The official charity of Everton Football Club, which offers more than 40 programmes covering a range of social issues including health and crime, received a cheque for £1,000 at a ceremony in London earlier this month.
Running for more than 20 years, the Community Sport and Recreation Awards celebrate the work clubs, groups and organisations across the UK deliver in their local communities to promote the power of sport and recreation.
Everton in the Community works in partnership with Mersey Care NHS Foundation Trust to deliver the programme, Imagine Your Goals, which uses the power of football to positively address mental health illness by raising awareness and challenging societal stigma. The programme supports people across Merseyside by providing weekly therapy football sessions.

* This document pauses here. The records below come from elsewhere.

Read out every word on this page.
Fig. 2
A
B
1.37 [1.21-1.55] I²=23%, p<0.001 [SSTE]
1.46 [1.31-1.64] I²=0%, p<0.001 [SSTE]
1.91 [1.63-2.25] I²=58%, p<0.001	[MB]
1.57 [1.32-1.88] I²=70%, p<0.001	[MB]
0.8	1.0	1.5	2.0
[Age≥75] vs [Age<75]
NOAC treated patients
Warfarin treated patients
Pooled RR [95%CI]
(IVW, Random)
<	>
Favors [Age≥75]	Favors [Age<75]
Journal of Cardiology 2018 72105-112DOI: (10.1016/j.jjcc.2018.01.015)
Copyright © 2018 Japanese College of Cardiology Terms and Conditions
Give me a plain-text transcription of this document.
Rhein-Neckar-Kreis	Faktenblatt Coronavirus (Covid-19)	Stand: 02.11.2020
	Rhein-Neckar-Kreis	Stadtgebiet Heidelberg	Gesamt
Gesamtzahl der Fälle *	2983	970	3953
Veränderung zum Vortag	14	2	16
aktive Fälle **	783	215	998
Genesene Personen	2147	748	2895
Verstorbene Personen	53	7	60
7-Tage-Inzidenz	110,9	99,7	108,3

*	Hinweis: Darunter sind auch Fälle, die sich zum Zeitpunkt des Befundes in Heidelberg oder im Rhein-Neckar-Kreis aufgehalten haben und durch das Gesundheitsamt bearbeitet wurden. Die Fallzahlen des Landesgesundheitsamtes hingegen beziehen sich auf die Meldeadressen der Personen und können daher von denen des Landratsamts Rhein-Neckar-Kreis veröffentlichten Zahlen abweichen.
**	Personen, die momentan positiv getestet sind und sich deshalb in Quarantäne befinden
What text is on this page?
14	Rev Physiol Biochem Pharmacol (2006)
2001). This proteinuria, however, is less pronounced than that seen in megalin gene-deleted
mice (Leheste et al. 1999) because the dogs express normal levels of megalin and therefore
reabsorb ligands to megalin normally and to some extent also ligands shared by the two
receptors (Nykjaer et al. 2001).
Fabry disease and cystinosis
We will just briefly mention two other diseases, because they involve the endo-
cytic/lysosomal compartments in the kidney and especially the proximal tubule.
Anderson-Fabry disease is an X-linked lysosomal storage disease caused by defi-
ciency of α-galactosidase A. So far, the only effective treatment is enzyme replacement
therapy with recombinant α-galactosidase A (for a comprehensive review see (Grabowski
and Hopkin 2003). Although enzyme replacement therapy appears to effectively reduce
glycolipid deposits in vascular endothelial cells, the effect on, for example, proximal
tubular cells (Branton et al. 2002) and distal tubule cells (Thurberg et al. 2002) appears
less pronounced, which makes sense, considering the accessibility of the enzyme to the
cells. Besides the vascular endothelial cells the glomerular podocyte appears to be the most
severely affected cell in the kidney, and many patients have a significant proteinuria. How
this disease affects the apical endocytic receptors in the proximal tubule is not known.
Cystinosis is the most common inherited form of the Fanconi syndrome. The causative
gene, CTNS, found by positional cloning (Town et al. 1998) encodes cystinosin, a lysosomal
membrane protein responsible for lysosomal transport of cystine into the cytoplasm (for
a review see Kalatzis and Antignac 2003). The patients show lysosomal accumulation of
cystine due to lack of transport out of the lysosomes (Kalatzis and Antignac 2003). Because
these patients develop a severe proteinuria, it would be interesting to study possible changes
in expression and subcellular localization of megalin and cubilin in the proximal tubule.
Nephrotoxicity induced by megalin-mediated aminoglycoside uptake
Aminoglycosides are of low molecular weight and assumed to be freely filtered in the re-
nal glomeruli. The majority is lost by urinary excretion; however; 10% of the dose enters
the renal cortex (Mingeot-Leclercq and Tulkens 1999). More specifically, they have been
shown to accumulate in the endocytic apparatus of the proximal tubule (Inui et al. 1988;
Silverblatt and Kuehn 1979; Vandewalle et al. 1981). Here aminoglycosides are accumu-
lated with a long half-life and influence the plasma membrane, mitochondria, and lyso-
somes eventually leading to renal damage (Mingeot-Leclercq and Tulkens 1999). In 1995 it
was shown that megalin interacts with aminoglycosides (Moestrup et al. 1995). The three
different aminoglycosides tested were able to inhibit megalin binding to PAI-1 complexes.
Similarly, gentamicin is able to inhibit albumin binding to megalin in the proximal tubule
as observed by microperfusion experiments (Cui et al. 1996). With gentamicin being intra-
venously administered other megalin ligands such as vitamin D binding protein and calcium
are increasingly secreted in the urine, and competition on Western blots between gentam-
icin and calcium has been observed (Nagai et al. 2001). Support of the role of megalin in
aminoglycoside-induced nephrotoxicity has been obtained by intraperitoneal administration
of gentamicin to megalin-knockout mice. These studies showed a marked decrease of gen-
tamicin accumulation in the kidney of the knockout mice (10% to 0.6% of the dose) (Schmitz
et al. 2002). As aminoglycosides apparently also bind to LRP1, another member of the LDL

Imagine Your Goals also organises the longest standing mental health football league in the UK involving 16 community mental health teams and 200 players each month. The league helps to build players’ resilience through confidential and accessible support through their unique football therapy sessions.
Phil Duffy, Executive Director at Everton in the Community, said: “Everton in the Community, working in partnership with Mersey Care NHS Foundation Trust, continually strive to improve the health and wellbeing of our local community. An important way we do this is by raising awareness of mental health and challenging stigma. We are delighted that our work has been recognised in this way by the Community Sport and Recreation Awards. We will use the prize money to continue our work, share best practice and champion the therapeutic use of football for mental wellbeing.”
Andrew Moss, Chair of the Sport and Recreation Alliance, added: “The power of sport and recreation to help raise awareness of mental health and challenge the stigma is something that we are incredibly passionate about. Everton in the Community, through a collaborative partnership, has been able to make a significant difference to people in the local community who are experiencing mental health problems. Everton in the Community are a dedicated signatory of the Mental Health Charter for Sport and Recreation and we hope that more organisations will recognise how joined-up working can really make a true difference to local people and the community.”